Selon l’éminent membre de la société civile, l’éclatement des plateformes de l’opposition a souvent été la conséquence des luttes de leadership et du débauchage facilité par la corruption et les promesses de postes politiques. «Il ne suffit donc pas de se limiter à demander au peuple, aux autres acteurs politiques et aux forces sociales de croire au sérieux de votre plateforme. Il faut les convaincre en leur donnant des gages sérieux qui puissent dissiper tout doute raisonnable, de quelle que nature qu’il soit sur votre capacité à mettre le pays au-dessus des agendas privés. Il faut les convaincre en rendant plus lisible l’alternative que vous représentez ainsi que les valeurs qui les sous-tendent.
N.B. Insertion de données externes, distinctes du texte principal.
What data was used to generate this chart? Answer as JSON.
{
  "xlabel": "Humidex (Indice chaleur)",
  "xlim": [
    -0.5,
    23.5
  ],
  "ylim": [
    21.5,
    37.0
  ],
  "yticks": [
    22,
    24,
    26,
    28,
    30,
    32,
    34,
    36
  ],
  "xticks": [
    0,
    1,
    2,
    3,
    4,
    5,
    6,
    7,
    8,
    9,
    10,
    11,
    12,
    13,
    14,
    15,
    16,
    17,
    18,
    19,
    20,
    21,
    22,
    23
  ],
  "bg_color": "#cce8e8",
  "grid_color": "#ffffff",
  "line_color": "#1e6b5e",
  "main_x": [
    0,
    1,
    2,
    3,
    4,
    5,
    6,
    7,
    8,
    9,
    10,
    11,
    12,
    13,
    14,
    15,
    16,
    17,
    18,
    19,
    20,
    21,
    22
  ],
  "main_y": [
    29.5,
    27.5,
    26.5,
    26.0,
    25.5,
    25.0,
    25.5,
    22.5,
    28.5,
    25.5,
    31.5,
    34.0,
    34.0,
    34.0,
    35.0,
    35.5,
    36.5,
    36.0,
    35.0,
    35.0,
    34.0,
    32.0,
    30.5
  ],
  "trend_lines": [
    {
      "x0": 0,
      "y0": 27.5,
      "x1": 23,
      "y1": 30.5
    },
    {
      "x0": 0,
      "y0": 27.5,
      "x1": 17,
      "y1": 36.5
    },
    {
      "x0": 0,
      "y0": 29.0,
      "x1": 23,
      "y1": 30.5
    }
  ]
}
Ce que vous offrez de différent pour 2016 doit être clair et articulé», souligne-t-il et de prévenir de ce que dans les prochains jours, «le Front uni de l’opposition sera, lui aussi, confronté aux mêmes défis et aux mêmes problèmes : guerre de leadership, recherche effrénée d’avantages matériels, débauchage, absence de vision cohérente ou de stratégies intelligentes».
Se posant en conseiller et tenant de scruter l’avenir, le prix Goldman 2007 en appelle à la «cohésion» et au «sens élevé des responsabilités» et à «une intégrité sans faille pour tous ses membres». «En l’absence de tout ceci, votre plateforme ne pèsera pas lourd face au pouvoir en face et ne pourra pas imposer les changements voulus par le peuple gabonais», prévient-il dans une lettre ouverte, avant de revenir sur la question de la candidature unique de l’opposition qui, à ses yeux, n’est en rien une panacée. «Lors de notre dernier contre-forum au NYFA, nous avons affirmé que la candidature unique de l’opposition à l’élection présidentielle n’est pas une sinécure et encore moins, dans le cas du Gabon, d’un gage de victoire de l’opposition. Car nous savons que ce n’est pas la clé de la réussite aux élections», assène-t-il, prenant au passage acte de l’absence de certains leaders pourtant estampillés opposition. «Nous savons que pour des raisons diverses, certains partis politiques ou hommes politiques de l’opposition n’ont pas voulu rejoindre votre plateforme et, la population gabonaise, à partir de maintenant, va scruter chacun de vos faits et gestes. Il vous revient de leur donner la preuve non seulement de votre sincérité mais aussi de votre engagement résolu de contribuer à la consolidation de l’alternance politique au Gabon et de placer le pays au-dessus des intérêts personnels».